Вышли мы из барака вместе. Он спросил, не боюсь ли я показываться в его обществе народу. Я сказал ему, что он болван, коли задает такой вопрос, и болван вдвойне, коли думает, что его письмо дойдет до адресата. Он ответил, что он коммунист и при всех обстоятельствах должен поступать так, чтобы не было потом мучительно стыдно. И снова он напомнил мне, что я тоже коммунист (пусть и исключенный из партии) и что должен был бы вести себя иначе, чем веду себя: "Мы как коммунисты ответственны за все, что здесь происходит". Мне стало смешно; я сказал ему, что ответственность немыслима без свободы. Он же ответил, что чувствует себя достаточно свободным для того, чтобы поступать как коммунист; он должен доказать, и он докажет, что он коммунист. Когда Алексей произносил это, у него дрожал подбородок; еще сегодня, спустя годы, вспоминаю эту минуту и осознаю гораздо яснее, чем тогда, что Алексею было немногим больше двадцати, что это был всего лишь мальчик, юноша и его судьба болталась на нем, как костюм богатыря на коротышке.

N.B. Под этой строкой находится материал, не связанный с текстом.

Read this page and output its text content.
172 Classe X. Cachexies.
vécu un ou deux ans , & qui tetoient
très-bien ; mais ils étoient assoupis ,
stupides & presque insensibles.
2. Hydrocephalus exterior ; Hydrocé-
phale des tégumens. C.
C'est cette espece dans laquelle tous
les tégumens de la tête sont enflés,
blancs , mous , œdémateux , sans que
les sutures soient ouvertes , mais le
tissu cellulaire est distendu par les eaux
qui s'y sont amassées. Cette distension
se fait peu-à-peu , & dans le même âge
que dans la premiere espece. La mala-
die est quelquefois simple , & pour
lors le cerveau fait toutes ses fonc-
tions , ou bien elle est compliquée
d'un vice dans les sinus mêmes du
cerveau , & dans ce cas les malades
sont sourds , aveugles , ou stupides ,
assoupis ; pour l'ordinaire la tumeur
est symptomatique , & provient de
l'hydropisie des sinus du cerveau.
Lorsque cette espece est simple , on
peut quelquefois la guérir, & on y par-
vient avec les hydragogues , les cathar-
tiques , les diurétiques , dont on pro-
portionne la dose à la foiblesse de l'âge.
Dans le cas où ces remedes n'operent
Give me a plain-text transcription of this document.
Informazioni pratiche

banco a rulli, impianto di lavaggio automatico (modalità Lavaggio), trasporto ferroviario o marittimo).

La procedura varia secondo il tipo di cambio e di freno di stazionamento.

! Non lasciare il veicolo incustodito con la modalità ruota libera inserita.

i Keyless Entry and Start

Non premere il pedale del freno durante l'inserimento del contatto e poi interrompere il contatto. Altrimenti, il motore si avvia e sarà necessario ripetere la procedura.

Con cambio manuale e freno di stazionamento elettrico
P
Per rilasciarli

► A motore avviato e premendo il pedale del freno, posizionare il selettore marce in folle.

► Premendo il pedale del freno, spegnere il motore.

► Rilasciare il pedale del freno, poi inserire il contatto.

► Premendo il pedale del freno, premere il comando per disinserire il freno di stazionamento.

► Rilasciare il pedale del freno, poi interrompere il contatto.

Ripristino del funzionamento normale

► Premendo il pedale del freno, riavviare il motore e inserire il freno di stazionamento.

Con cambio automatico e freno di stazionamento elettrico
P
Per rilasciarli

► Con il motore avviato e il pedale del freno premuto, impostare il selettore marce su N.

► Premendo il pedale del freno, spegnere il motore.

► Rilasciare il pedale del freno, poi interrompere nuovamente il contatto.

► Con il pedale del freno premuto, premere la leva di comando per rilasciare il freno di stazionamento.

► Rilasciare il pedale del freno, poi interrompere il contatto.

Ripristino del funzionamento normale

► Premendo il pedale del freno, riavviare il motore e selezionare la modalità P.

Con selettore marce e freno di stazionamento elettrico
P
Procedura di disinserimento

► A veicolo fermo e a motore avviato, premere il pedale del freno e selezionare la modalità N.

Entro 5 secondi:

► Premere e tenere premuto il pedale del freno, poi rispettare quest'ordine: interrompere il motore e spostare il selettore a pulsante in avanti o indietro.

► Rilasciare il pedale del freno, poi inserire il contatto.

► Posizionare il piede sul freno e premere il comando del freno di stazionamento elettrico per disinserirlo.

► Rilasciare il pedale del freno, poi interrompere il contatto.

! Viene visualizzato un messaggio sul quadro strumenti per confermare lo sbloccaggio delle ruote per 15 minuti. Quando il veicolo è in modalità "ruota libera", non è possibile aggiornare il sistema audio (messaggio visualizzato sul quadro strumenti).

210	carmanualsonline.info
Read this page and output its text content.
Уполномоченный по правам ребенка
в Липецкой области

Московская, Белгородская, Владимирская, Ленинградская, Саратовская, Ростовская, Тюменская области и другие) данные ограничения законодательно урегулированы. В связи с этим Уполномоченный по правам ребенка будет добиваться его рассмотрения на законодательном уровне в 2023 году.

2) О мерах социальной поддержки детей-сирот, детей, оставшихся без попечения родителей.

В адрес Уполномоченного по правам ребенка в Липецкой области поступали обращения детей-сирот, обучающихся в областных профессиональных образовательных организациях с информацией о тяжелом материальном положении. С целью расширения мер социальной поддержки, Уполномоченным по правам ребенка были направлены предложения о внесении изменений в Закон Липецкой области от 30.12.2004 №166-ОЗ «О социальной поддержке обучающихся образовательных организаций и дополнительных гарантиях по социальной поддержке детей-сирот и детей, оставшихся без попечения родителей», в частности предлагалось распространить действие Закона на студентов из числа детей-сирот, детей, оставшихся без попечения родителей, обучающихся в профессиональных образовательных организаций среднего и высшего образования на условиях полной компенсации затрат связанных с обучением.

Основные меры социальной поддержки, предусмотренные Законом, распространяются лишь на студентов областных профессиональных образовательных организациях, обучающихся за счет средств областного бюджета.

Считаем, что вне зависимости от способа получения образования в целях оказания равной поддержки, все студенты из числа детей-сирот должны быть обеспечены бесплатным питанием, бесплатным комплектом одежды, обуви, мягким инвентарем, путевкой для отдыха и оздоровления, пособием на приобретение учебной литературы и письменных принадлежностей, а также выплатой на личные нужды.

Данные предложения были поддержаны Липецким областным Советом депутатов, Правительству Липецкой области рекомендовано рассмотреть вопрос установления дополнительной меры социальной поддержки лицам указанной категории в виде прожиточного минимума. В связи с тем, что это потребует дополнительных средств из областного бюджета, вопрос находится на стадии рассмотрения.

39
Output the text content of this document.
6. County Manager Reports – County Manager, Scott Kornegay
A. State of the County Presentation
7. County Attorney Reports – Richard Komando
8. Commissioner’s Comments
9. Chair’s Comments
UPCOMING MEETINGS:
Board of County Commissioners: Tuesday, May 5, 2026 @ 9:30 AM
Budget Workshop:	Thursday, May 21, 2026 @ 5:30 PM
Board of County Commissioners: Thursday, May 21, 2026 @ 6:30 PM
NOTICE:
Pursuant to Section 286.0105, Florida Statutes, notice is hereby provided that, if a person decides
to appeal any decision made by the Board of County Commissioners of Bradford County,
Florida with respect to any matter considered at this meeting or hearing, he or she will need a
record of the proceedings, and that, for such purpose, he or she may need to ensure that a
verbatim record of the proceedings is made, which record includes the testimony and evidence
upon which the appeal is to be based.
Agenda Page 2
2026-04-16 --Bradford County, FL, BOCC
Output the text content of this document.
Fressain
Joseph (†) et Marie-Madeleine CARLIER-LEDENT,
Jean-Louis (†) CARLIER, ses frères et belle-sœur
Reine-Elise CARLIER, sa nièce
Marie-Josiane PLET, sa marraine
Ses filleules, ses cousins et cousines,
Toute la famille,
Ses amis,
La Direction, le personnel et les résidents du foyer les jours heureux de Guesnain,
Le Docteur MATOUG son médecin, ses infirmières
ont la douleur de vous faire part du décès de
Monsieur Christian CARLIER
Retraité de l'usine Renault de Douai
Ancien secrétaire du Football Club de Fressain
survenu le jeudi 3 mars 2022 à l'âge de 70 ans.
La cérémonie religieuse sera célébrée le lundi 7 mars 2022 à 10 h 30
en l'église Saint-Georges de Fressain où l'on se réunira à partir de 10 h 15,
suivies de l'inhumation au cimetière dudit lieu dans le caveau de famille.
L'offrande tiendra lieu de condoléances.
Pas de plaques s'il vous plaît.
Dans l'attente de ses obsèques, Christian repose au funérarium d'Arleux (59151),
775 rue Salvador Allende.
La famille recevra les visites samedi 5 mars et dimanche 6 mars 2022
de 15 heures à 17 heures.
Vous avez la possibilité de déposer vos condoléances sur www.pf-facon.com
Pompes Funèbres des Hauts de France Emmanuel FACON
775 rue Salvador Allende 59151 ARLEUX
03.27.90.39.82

Помню, вскоре после моего разговора с Алексеем Ченек спросил меня, зачем я, дескать, разговариваю с этой крысой. Я ответил ему, что Алексей идиот, но вовсе не крыса, и добавил, что Алексей сообщил мне о своей жалобе на командира. На Ченека это не произвело ровно никакого впечатления. "Что он идиот - не уверен, - сказал он, - но что крыса - знаю наверняка. Кто может принародно откреститься от родного папани, тот крыса". Я не понял его; он удивился моему неведению; сам политрук показывал им старую, многомесячной давности газету, где напечатано было заявление Алексея: он-де отрекается от своего отца, который предал и оплевал самое святое на свете, что только есть у его сына.
В тот день на караульной вышке (недавно поставленной) впервые появились прожекторы и осветили потемневший военный лагерь; вдоль проволочной ограды ходил конвоир с овчаркой. На меня навалилась страшная тоска: я остался без Люции и знал, что не увижу ее целых два месяца. В тот же вечер я написал ей длинное письмо; писал, что долго не увижу ее, что нам запрещено выходить из казармы и как жалко, что она отвергла то, о чем я так мечтал и что в воспоминаниях помогло бы мне пережить эти томительные недели. Письмо я бросил в ящик, а на следующий день после обеда мы упражнялись в непременных "кругом", "шагом марш" и "ложись".
Исполнял я все эти команды совершенно автоматически и почти не замечал ни подававшего их сержанта, ни своих марширующих и падающих на землю товарищей; не обращал я внимания и на окружающее: с трех сторон бараки, а с одной проволочное ограждение, за которым тянулось шоссе. Время от времени вдоль проволоки кто-то проходил, время от времени кто-то останавливался (по большей части дети, одни или с родителями, объяснявшими им, что за проволокой солдаты и что у них учения). Все это превратилось для меня в неживую кулису, в декорацию (все происходящее за проволокой было декорацией), поэтому я кинул взгляд на изгородь, лишь когда кто-то вполголоса крикнул в ту сторону: "Чего глазеешь, киска?"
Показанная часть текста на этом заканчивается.